One can opt for a either a five-year NSC or a 10-year NSC. So, for a certificate of R100, an investor will get R234.35, which is inclusive of the interest and the principal amount invested (see graphic). One can go for premature encashment in case
of the death of the certificate holder. If a certificate is encashed within a period of one year from the date of issue, only the face value of the certificate will payable.
If it is encashed after one year and before three years, only simple interest (currently 4%) will be paid. However, the interest rate will be calculated on the face value at the rate applicable from time to time to post office savings account. After maturity, in case of a certificate purchased on behalf of a minor who has since attained majority, it will have to be signed by such person, but the signature will have to be attested by the person who has purchased it on his behalf or any other person known to the postmaster. Analysts say that for a long-term investor, the 10-year NSC is beneficial to lock-in as interest rates have peaked and are likely to fall. ?It will be a good investment for long-term needs like child’s education or marriage and one can even pledge the certificates to avail loan,? says Vipin Kumar, a certified financial planner.

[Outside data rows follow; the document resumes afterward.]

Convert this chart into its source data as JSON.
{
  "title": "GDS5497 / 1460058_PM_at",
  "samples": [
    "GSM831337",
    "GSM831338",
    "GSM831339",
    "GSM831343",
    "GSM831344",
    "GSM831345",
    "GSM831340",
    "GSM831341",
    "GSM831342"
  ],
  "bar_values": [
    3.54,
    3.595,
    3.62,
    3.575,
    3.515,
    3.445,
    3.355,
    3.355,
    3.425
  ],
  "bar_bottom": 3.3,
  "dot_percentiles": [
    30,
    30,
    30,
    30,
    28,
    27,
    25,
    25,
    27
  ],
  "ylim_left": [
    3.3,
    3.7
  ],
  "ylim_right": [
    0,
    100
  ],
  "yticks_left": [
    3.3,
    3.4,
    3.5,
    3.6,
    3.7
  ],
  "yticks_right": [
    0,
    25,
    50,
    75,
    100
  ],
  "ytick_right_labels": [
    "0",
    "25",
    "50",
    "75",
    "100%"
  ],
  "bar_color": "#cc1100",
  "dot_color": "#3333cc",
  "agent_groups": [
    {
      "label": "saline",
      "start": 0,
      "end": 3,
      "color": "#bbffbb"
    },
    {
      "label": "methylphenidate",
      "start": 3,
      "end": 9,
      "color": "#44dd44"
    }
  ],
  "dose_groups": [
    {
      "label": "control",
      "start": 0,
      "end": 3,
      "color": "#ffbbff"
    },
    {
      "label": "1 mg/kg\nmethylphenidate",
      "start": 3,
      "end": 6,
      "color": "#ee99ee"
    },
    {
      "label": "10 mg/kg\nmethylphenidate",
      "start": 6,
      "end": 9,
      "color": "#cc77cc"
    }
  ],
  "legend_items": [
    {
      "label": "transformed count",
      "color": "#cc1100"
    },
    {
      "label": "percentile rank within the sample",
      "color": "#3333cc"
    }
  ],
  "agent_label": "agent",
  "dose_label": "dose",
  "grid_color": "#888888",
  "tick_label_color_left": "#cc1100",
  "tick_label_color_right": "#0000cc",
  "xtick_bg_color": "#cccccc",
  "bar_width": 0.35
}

Moreover, NSCs come with a sovereign guarantee and there is no chance of a default, unlike a bank deposit where each depositor in a bank is insured up to a maximum of R1 lakh for both the principal and the interest amount held by him as on the date of liquidation/cancellation of bank?s licence or the date on which the scheme of amalgamation/merger/reconstruction comes into force. For corporate deposits, however, there is no guarantee of either the principal or the interest in case the company goes bankrupt.